参考答案:     当然,更有争议、更复杂的,肯定是《发生了什么》中的其他部分,从克林顿讨论女性歧视和性别歧视在选举中发挥的作用这一部分开始。仅仅因为她是女人,就遭到了过多指责,说她不值得信赖、不真诚,这样的观点是让人难以信服的。她的丈夫就被认为过于圆滑,小报都管他叫“滑头威利”(Slick Willy),还有很多男性总统候选人(米特·罗姆尼[Mitt Romney]、约翰·凯利[John Kerry])都被视为极不真诚。

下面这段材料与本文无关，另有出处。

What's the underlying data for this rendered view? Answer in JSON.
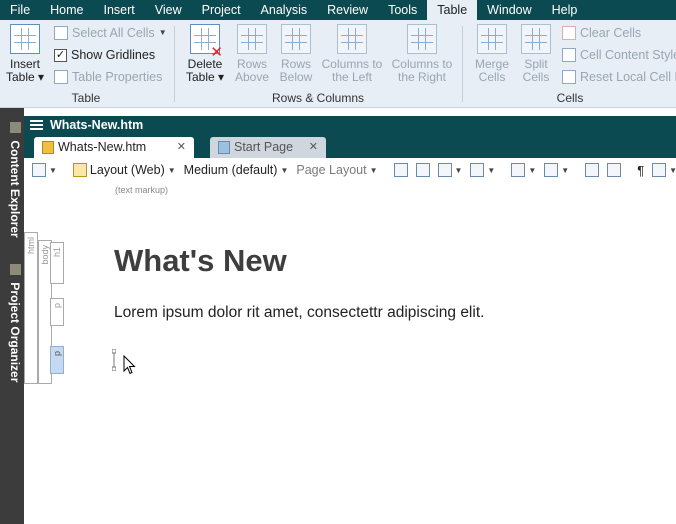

    更有说服力的是克林顿的一个观点,她认为总统政治,特别是与议会政治相比,更青睐舞台表演技艺,而不是她倾向的那种更安静、更细节化的现实主义。(克林顿多少次被誉为“一匹干活的马,不是用来表演马术的”?)而2016年堪称夸夸其谈者的一年。克林顿特别受不了伯尼·桑德斯的一点是:他总是想方设法提出比她的提议更宏大、但却更不可行的提议。她说:“这让我成了一个令人厌烦的角色,就像败兴、拘谨的女教师一样。”
    正如书名所暗示的,克林顿对于2016年发生的事情有着自己的版本。最终,她迫使读者直面这一点。要进行这项评估,她似乎是最佳人选,也是最差人选。不过,无论如何,她的基本观点是:2016年10月28日,科米致信通知国会,他正对克林顿使用私人电子邮件服务器处理国务院事务一事重新展开调查,这封信实质上终结了她的竞选。(为证明自己的观点,她大量引用了数据大师纳特·希尔弗[Nate Silver]所做的各种分析)。这封信,加上媒体对科米调查连篇累牍的报道,再加上俄罗斯的干预——社交媒体上的假新闻、黑客窃取电子邮件的行动——终于造就了这场完美风暴。

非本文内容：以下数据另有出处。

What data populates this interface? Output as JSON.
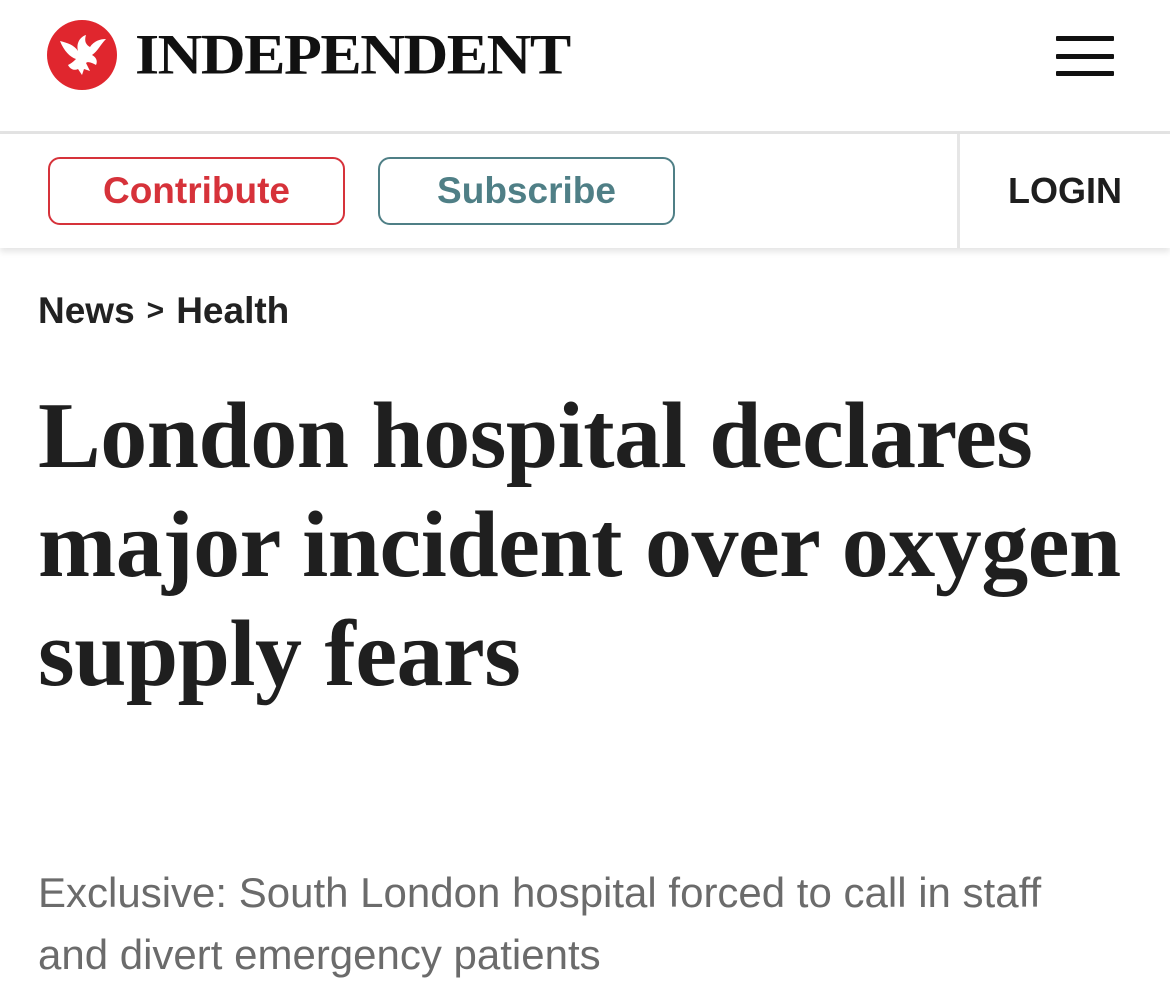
{
  "header": {
    "brand": "INDEPENDENT",
    "logo_icon": "eagle-icon",
    "menu_icon": "hamburger-menu-icon"
  },
  "actions": {
    "contribute_label": "Contribute",
    "subscribe_label": "Subscribe",
    "login_label": "LOGIN"
  },
  "breadcrumb": {
    "items": [
      "News",
      "Health"
    ],
    "separator": ">"
  },
  "article": {
    "headline": "London hospital declares major incident over oxygen supply fears",
    "standfirst": "Exclusive: South London hospital forced to call in staff and divert emergency patients"
  },
  "colors": {
    "brand_red": "#e0262e",
    "contribute": "#d6323a",
    "subscribe": "#4f7f86",
    "text": "#1e1e1e",
    "standfirst": "#6b6b6b"
  }
}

    克林顿还把败选归咎于性别歧视,她引用2014年皮尤研究中心(Pew Research Center)的一项调查,其中指出,几乎没有多少选民寄望于在有生之年见证一位女总统上任。她还指责种族主义,认为它同经济焦虑息息相关。由于她努力争取移民和有色人种选民,这可能会让人觉得,她把这些人的经济利益置于被剥夺权利的白人之上。她认为,摇摆州那些因最高法院2013年的裁决而遭到压制的选民也可能对结果造成影响。此外还有一直以来针对她的那些敌意,她写道,她对此仍然并不完全理解。

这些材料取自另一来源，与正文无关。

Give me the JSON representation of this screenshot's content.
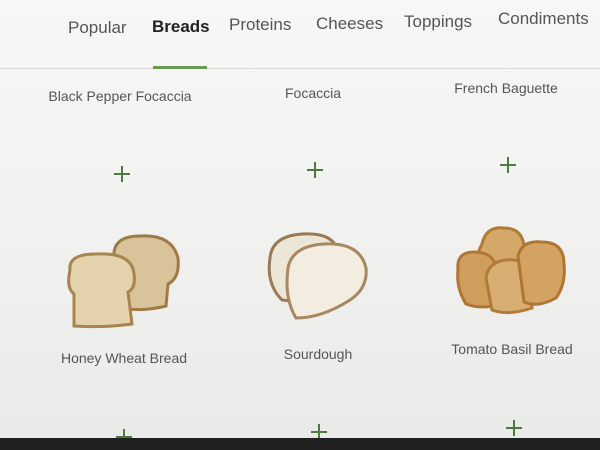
{
  "tabs": [
    {
      "label": "Popular"
    },
    {
      "label": "Breads"
    },
    {
      "label": "Proteins"
    },
    {
      "label": "Cheeses"
    },
    {
      "label": "Toppings"
    },
    {
      "label": "Condiments"
    }
  ],
  "active_tab": "Breads",
  "accent_color": "#6a9a55",
  "add_icon": "plus-icon",
  "items": [
    {
      "name": "Black Pepper Focaccia"
    },
    {
      "name": "Focaccia"
    },
    {
      "name": "French Baguette"
    },
    {
      "name": "Honey Wheat Bread"
    },
    {
      "name": "Sourdough"
    },
    {
      "name": "Tomato Basil Bread"
    }
  ]
}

    读者是否会接受这些解释还很难说。一个比她更有创意的候选人可能会赢得选举人投票,可能就这么简单。或者克林顿品牌的名声在黑人选民中已经遭到了玷污。或者她的竞选尽管拥有广泛的网络和雄厚的资金,却没有发现在基层出现了某种问题。或者她应该更多地出现在乡村地区。又或者她没有找到一个更好的方式来应对白人工人阶级的恐惧——她承认这一点,尽管她不认为是这个原因令她在选举中失败。
    这些问题肯定足以让我们讨论几十年。但我们确实知道这样一件事:历史在和克林顿作对。自从1836年以来,连任两届的民主党总统之后的民主党候选人均未能成功当选,而2016年是选民渴求改变的一年。很大的改变。
    尽管如此——尽管有这一切——克林顿仍然在普选中比对手多赢得了近300万张选票。但这不重要。不管发生了什么,这还不够。